The Ontario government has begun rolling out its previously announced Intellectual Property Action Plan with the launch of Intellectual Property Ontario.

The board-governed agency will provide clients with access to IP strategy advice, legal expertise and educational resources. The intent is to retain the commercial benefits of keeping innovation in the province.

Ontario’s IP action plan was developed with considerable input from knowledgeable sources with ties to Waterloo Region, including former BlackBerry Chairman and co-CEO Jim Balsillie, Laurier and Balsillie School grad Dan Herman, special adviser to the Ontario government on IP, and Communitech.

Cyber warfare

Cyberattacks have been on the rise for years, but Russia’s invasion of Ukraine in February prompted cybersecurity companies to issue new warnings.

Waterloo-based eSentire combed through a trove of leaked documents that illuminated a parallel cyber-attack on Ukraine’s Western allies by a notorious Russian-based group known as the Conti Ransomware Gang.

The leaked information prompted eSentire to issue a warning that European and North American businesses, agencies and governments could face threats from cyber-gangsters who are not just after ransom, but revenge.

Future of Cities

What role can tech innovators play in shaping the future of society and the places we live?

It was the topic of lively debate at a virtual event in March that attracted more than 400 participants from communities as diverse as Vancouver, Knoxville, Winnipeg, Atlanta, Montreal and Toronto.

The gathering was hosted by CityAge and the Future of Cities initiative, a collective led by Communitech that connects tech founders with industry partners and municipalities across Canada to reimagine the systems and processes that make our cities work.

Speaking of more livable spaces, Communitech columnist Alex Kinsella tells us how Toronto-based non-profit Evergreen is bringing its Future City Builder program to Waterloo Region for the first time.

The program is designed to support young people in developing job-ready skills by helping them explore issues around the theme of healthy cities. 

Figuring things out

With more companies welcoming employees back after two years of mostly remote work, Communitech columnist Melanie Baker reflects on how we reacquaint ourselves with working in in-person environments.

In another M-Theory column, Baker tackles the art of change – especially how we adapt when job duties change or when the work environment evolves into something you didn’t sign up for.

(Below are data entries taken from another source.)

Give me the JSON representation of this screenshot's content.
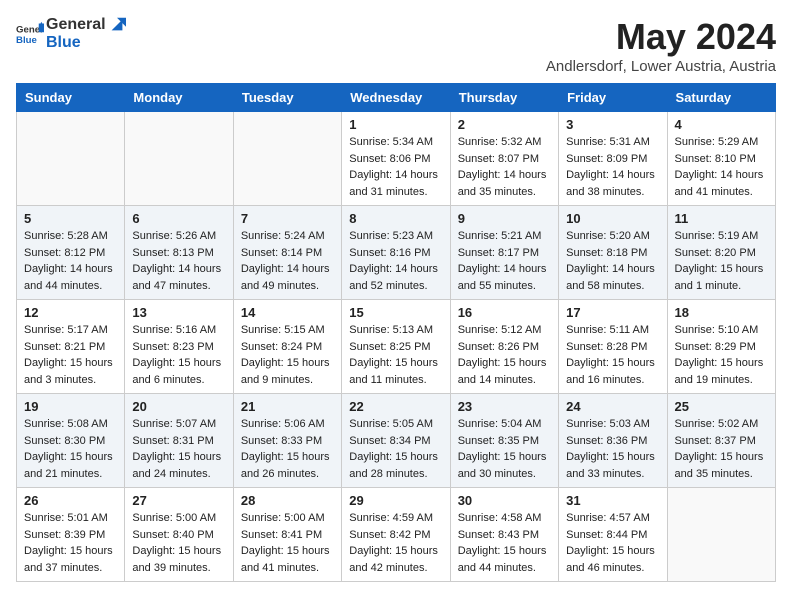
{
  "header": {
    "logo_general": "General",
    "logo_blue": "Blue",
    "month_title": "May 2024",
    "location": "Andlersdorf, Lower Austria, Austria"
  },
  "weekdays": [
    "Sunday",
    "Monday",
    "Tuesday",
    "Wednesday",
    "Thursday",
    "Friday",
    "Saturday"
  ],
  "weeks": [
    [
      {
        "day": "",
        "info": ""
      },
      {
        "day": "",
        "info": ""
      },
      {
        "day": "",
        "info": ""
      },
      {
        "day": "1",
        "info": "Sunrise: 5:34 AM\nSunset: 8:06 PM\nDaylight: 14 hours\nand 31 minutes."
      },
      {
        "day": "2",
        "info": "Sunrise: 5:32 AM\nSunset: 8:07 PM\nDaylight: 14 hours\nand 35 minutes."
      },
      {
        "day": "3",
        "info": "Sunrise: 5:31 AM\nSunset: 8:09 PM\nDaylight: 14 hours\nand 38 minutes."
      },
      {
        "day": "4",
        "info": "Sunrise: 5:29 AM\nSunset: 8:10 PM\nDaylight: 14 hours\nand 41 minutes."
      }
    ],
    [
      {
        "day": "5",
        "info": "Sunrise: 5:28 AM\nSunset: 8:12 PM\nDaylight: 14 hours\nand 44 minutes."
      },
      {
        "day": "6",
        "info": "Sunrise: 5:26 AM\nSunset: 8:13 PM\nDaylight: 14 hours\nand 47 minutes."
      },
      {
        "day": "7",
        "info": "Sunrise: 5:24 AM\nSunset: 8:14 PM\nDaylight: 14 hours\nand 49 minutes."
      },
      {
        "day": "8",
        "info": "Sunrise: 5:23 AM\nSunset: 8:16 PM\nDaylight: 14 hours\nand 52 minutes."
      },
      {
        "day": "9",
        "info": "Sunrise: 5:21 AM\nSunset: 8:17 PM\nDaylight: 14 hours\nand 55 minutes."
      },
      {
        "day": "10",
        "info": "Sunrise: 5:20 AM\nSunset: 8:18 PM\nDaylight: 14 hours\nand 58 minutes."
      },
      {
        "day": "11",
        "info": "Sunrise: 5:19 AM\nSunset: 8:20 PM\nDaylight: 15 hours\nand 1 minute."
      }
    ],
    [
      {
        "day": "12",
        "info": "Sunrise: 5:17 AM\nSunset: 8:21 PM\nDaylight: 15 hours\nand 3 minutes."
      },
      {
        "day": "13",
        "info": "Sunrise: 5:16 AM\nSunset: 8:23 PM\nDaylight: 15 hours\nand 6 minutes."
      },
      {
        "day": "14",
        "info": "Sunrise: 5:15 AM\nSunset: 8:24 PM\nDaylight: 15 hours\nand 9 minutes."
      },
      {
        "day": "15",
        "info": "Sunrise: 5:13 AM\nSunset: 8:25 PM\nDaylight: 15 hours\nand 11 minutes."
      },
      {
        "day": "16",
        "info": "Sunrise: 5:12 AM\nSunset: 8:26 PM\nDaylight: 15 hours\nand 14 minutes."
      },
      {
        "day": "17",
        "info": "Sunrise: 5:11 AM\nSunset: 8:28 PM\nDaylight: 15 hours\nand 16 minutes."
      },
      {
        "day": "18",
        "info": "Sunrise: 5:10 AM\nSunset: 8:29 PM\nDaylight: 15 hours\nand 19 minutes."
      }
    ],
    [
      {
        "day": "19",
        "info": "Sunrise: 5:08 AM\nSunset: 8:30 PM\nDaylight: 15 hours\nand 21 minutes."
      },
      {
        "day": "20",
        "info": "Sunrise: 5:07 AM\nSunset: 8:31 PM\nDaylight: 15 hours\nand 24 minutes."
      },
      {
        "day": "21",
        "info": "Sunrise: 5:06 AM\nSunset: 8:33 PM\nDaylight: 15 hours\nand 26 minutes."
      },
      {
        "day": "22",
        "info": "Sunrise: 5:05 AM\nSunset: 8:34 PM\nDaylight: 15 hours\nand 28 minutes."
      },
      {
        "day": "23",
        "info": "Sunrise: 5:04 AM\nSunset: 8:35 PM\nDaylight: 15 hours\nand 30 minutes."
      },
      {
        "day": "24",
        "info": "Sunrise: 5:03 AM\nSunset: 8:36 PM\nDaylight: 15 hours\nand 33 minutes."
      },
      {
        "day": "25",
        "info": "Sunrise: 5:02 AM\nSunset: 8:37 PM\nDaylight: 15 hours\nand 35 minutes."
      }
    ],
    [
      {
        "day": "26",
        "info": "Sunrise: 5:01 AM\nSunset: 8:39 PM\nDaylight: 15 hours\nand 37 minutes."
      },
      {
        "day": "27",
        "info": "Sunrise: 5:00 AM\nSunset: 8:40 PM\nDaylight: 15 hours\nand 39 minutes."
      },
      {
        "day": "28",
        "info": "Sunrise: 5:00 AM\nSunset: 8:41 PM\nDaylight: 15 hours\nand 41 minutes."
      },
      {
        "day": "29",
        "info": "Sunrise: 4:59 AM\nSunset: 8:42 PM\nDaylight: 15 hours\nand 42 minutes."
      },
      {
        "day": "30",
        "info": "Sunrise: 4:58 AM\nSunset: 8:43 PM\nDaylight: 15 hours\nand 44 minutes."
      },
      {
        "day": "31",
        "info": "Sunrise: 4:57 AM\nSunset: 8:44 PM\nDaylight: 15 hours\nand 46 minutes."
      },
      {
        "day": "",
        "info": ""
      }
    ]
  ]
}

And in a third piece, Baker explores the term “startup” and draws a connection between mental health and the 24/7 nature of building a company during the early days.

Data Hub move

Communitech’s Data Hub has moved from downtown Waterloo to join the rest of the Communitech gang at the Tannery building in Kitchener.

As Communitech told The Record, the move was prompted by the landlord’s decision to put the Waterloo building up for sale.

During its first five years of operation, the Data Hub worked with more than 50 data-focused startups, resulting in more than 400 jobs created, $5.9 million in incremental sales generated and the raising of $4.1 million in follow-on investment.

The final cut

Innovation is where you find it. In Eric Blondeel’s case, it was while lying on a hospital gurney awaiting surgery.

What if I die on the table? he thought. Et voila, the idea for “the world’s first surgical accidental death insurance” was born.

Blondeel, who holds a PhD in chemical engineering from the University of Waterloo and is part of the Winter 2022 cohort at the famed California accelerator Y Combinator, launched Waterloo-based Samos Insurance to the Ontario market in March.

Grobo winds down

Grobo founder Bjorn Dawson has announced that the hydroponic company he launched in 2014 has shut down.

Dawson was studying mechanical engineering at the University of Waterloo when he created his first small, automated grow box for growing plants and vegetables indoors.

The future looked bright for Grobo with the legalization of cannabis in fall 2018. The company had 12 employees at the time and operated out of an 11,000-square-foot facility in Waterloo. However, Dawson posted on his LinkedIn page last week that “the journey with Grobo has unfortunately come to an end.”